Sendo resultado dos processos de lutas populares, a Educação Popular se apresenta também como uma alternativa às práticas tradicionais de educação ofertada pelo Estado, o qual muitas vezes serve aos propósitos das elites políticas e econômicas, reforçando preconceitos, exclusão e desigualdades. Isso posto, compreendemos também que a Educação Popular necessita assumir uma perspectiva feminista, que leve em consideração a “[...] importância da auto-organização das mulheres para sua constituição como sujeitos políticos. É a partir desse processo que haverá mudanças nas relações desiguais de gênero” (BUTTO et al., 2014, p. 84). Efetivamente, a Educação Popular configura-se tanto como uma prática social quanto uma teoria da educação, a qual considera que o ato de educar deve estar correlacionado aos contextos sociais, políticos e culturais.
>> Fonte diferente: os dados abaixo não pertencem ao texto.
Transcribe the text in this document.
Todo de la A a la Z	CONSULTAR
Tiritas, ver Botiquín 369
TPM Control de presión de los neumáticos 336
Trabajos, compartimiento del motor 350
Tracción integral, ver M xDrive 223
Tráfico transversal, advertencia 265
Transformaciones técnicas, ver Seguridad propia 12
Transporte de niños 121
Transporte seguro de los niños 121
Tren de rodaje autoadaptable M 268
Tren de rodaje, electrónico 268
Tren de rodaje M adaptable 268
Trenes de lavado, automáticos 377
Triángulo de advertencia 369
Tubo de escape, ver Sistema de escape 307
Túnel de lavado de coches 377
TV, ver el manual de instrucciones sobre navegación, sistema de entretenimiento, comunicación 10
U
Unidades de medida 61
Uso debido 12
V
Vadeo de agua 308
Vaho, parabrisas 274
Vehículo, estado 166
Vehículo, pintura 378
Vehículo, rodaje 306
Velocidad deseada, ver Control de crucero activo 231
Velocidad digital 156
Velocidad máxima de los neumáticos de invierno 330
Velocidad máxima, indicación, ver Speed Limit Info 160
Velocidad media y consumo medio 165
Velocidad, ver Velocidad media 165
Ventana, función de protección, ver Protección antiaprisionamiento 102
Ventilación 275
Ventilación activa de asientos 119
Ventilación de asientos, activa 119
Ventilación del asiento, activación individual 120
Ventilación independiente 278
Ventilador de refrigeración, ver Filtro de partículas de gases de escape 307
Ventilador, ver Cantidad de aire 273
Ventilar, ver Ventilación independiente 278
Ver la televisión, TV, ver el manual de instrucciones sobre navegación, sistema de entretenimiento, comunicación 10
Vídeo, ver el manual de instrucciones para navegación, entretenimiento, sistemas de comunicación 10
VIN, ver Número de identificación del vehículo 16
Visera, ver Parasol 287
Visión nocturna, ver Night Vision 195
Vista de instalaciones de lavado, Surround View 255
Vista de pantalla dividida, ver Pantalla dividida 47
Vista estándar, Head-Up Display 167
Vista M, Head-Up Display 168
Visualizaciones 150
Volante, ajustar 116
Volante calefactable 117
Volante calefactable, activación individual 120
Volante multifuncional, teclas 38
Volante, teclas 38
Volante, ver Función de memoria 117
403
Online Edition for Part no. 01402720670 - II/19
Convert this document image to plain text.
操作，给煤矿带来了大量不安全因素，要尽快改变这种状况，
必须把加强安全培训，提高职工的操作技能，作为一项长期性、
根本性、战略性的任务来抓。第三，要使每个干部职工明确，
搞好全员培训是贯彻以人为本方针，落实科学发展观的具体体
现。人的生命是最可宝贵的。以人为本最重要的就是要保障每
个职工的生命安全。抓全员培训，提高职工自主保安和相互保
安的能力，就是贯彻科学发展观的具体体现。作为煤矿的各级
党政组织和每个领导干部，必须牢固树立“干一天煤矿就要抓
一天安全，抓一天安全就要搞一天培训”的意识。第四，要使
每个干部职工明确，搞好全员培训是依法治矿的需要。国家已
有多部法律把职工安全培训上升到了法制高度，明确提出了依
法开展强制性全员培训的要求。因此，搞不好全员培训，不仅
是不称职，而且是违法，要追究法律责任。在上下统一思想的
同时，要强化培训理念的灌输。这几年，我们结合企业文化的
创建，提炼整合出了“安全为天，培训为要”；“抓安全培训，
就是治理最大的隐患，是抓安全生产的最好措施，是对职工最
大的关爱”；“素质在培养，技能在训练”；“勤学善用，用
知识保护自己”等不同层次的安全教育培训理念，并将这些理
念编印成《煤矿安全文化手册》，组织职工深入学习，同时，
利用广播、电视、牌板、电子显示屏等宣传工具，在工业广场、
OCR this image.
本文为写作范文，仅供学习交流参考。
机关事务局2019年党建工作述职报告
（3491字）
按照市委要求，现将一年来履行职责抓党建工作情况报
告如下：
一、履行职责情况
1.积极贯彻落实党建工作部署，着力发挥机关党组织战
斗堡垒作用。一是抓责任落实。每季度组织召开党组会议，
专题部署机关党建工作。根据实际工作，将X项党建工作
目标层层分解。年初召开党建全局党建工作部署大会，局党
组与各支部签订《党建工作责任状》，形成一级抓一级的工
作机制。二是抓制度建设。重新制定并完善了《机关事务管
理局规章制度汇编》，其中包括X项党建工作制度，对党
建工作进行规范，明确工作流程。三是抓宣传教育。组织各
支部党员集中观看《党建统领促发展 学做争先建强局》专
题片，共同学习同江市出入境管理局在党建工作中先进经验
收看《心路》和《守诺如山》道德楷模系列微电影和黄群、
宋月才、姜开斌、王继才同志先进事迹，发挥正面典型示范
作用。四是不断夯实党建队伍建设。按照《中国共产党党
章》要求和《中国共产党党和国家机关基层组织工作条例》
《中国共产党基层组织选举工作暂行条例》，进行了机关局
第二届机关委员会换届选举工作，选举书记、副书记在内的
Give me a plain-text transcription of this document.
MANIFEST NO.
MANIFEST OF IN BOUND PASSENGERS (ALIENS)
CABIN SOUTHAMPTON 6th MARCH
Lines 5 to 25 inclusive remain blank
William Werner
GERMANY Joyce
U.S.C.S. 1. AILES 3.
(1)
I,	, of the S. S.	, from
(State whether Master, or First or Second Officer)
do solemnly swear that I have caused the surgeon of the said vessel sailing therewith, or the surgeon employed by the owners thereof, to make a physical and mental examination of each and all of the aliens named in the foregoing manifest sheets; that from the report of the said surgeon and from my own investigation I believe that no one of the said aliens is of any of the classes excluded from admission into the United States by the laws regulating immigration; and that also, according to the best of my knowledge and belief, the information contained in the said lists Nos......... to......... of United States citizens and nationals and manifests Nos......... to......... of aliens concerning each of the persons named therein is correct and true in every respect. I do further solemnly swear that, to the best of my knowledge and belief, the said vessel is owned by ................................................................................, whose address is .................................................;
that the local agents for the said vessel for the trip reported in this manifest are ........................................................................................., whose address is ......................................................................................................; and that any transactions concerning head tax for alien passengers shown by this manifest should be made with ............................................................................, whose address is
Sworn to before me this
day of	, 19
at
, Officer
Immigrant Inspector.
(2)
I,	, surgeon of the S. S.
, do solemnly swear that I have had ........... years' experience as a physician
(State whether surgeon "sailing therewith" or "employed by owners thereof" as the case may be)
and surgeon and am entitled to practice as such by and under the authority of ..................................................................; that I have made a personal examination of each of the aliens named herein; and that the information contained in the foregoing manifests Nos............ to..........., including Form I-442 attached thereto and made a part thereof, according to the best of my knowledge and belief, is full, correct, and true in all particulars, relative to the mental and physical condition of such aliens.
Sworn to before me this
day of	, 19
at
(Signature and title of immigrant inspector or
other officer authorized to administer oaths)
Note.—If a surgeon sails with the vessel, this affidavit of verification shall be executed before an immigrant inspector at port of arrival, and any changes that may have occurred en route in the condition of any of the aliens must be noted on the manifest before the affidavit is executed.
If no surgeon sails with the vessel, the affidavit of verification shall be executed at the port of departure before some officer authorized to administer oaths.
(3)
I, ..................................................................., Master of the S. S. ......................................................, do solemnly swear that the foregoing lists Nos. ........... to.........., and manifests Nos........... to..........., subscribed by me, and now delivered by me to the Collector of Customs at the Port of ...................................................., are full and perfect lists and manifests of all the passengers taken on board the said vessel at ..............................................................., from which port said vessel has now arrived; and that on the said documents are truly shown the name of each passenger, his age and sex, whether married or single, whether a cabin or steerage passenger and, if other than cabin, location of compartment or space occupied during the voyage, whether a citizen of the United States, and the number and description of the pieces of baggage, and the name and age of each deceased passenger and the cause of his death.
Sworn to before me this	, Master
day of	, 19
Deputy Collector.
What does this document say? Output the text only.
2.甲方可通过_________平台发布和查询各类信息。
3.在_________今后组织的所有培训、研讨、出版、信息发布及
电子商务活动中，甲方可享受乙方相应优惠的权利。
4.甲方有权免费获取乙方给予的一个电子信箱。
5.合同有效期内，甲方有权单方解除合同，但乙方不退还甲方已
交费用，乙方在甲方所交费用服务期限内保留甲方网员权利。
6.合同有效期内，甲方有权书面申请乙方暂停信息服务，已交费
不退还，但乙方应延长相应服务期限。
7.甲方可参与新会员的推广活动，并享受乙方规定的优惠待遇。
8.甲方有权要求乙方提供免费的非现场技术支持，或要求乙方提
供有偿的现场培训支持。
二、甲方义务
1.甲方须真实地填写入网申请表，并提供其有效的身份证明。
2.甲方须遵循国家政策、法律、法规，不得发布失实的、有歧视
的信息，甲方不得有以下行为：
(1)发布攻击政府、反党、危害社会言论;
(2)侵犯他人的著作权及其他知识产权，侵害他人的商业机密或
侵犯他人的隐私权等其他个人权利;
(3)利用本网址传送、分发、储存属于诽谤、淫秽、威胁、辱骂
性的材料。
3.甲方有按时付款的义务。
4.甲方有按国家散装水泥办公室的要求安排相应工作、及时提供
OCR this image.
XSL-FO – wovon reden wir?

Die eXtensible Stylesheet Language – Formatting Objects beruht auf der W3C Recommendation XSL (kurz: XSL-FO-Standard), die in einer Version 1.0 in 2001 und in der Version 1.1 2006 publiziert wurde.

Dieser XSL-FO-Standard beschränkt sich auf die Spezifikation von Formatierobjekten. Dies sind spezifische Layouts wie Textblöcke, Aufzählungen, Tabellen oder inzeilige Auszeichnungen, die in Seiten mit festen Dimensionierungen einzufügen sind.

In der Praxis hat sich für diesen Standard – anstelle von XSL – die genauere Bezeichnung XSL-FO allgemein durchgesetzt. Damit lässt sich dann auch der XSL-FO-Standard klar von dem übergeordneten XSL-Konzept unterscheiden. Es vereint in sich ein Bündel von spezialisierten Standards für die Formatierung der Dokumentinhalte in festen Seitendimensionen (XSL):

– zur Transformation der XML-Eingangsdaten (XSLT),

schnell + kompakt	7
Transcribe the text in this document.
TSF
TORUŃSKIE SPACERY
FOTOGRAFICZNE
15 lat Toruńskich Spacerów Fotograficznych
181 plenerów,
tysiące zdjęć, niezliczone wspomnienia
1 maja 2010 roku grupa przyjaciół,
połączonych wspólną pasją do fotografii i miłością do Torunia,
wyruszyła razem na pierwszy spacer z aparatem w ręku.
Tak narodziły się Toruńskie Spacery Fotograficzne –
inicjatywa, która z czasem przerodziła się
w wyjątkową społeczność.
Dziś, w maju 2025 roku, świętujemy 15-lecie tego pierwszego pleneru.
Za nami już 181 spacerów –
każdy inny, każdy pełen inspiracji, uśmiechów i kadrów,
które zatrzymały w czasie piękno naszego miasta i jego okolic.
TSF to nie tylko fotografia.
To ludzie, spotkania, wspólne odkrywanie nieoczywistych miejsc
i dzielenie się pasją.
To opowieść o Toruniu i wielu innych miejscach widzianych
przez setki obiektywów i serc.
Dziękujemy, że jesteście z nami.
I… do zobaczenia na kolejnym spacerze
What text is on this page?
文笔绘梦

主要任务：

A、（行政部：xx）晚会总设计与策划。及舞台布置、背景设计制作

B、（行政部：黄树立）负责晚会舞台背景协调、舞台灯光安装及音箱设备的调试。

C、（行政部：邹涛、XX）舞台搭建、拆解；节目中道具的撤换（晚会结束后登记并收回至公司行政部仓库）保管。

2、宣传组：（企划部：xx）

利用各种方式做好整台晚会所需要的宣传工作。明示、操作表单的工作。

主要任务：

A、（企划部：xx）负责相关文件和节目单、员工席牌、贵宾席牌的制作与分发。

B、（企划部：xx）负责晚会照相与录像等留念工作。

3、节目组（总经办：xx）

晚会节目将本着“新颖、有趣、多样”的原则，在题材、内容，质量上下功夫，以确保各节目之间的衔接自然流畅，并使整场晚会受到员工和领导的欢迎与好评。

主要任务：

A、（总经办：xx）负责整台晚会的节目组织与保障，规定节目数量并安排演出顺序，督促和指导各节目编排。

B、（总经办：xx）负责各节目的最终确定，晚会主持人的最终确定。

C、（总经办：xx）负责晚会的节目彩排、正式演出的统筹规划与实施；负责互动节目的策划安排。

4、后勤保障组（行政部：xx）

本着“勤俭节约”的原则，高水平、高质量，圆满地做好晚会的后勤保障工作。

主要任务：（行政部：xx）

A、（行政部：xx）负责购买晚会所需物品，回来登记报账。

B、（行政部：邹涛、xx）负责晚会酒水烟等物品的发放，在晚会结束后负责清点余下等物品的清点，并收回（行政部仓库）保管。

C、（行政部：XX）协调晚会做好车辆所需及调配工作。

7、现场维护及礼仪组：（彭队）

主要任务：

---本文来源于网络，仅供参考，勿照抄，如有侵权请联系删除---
As concepções de educação freireana têm impulsionado diversas experiências de perspectiva emancipatória em vários países, sobretudo na América Latina. Com as mudanças na geopolítica mundial, que inclui conflitos por territórios, por recursos naturais e ameaças às democracias nacionais, com expansão da extrema direita em diversos países, torna-se urgente a construção de estratégias e de instrumentos político-pedagógicos capazes de fortalecer as lutas sociais e provocar as necessárias transformações populares. A educação Popular apresenta-se como um desses instrumentos.

Pensar em Educação Popular é pensar também no papel da(o) educador(a) popular que, segundo Freire (1996), no processo de aprendizagem é ao mesmo tempo educador(a) e educanda(o). Assim também, nesse processo de ensino-aprendizagem, educadoras(es) educandas(os) constituem agentes de lutas contra as opressões e pelas transformações de suas realidades. Essa perspectiva do autor reforça que a “[...] visão de que a construção do conhecimento é um processo coletivo pressupõe romper com a hierarquia nos processos de formação, onde há uma pessoa que ensina e outras que aprendem” (BUTTO et al., 2014, p. 87).

Assim, é necessário que a(o) educadora (educador) popular construa espaços que instiguem a inquietação, o questionamento e a criatividade da(o) educanda(o) (FREIRE, 1996). Dessa maneira, as(os) educadoras(es) constroem condições para que juntas(os) – educadoras(es) e educandas(os) – aprendam a partir da leitura crítica de suas realidades. Esse

modo de conceber a educação potencializa a vivência da língua em uso, situada aos contextos de quem a utiliza, seja a partir das práticas orais, escritas e/ou multimodais.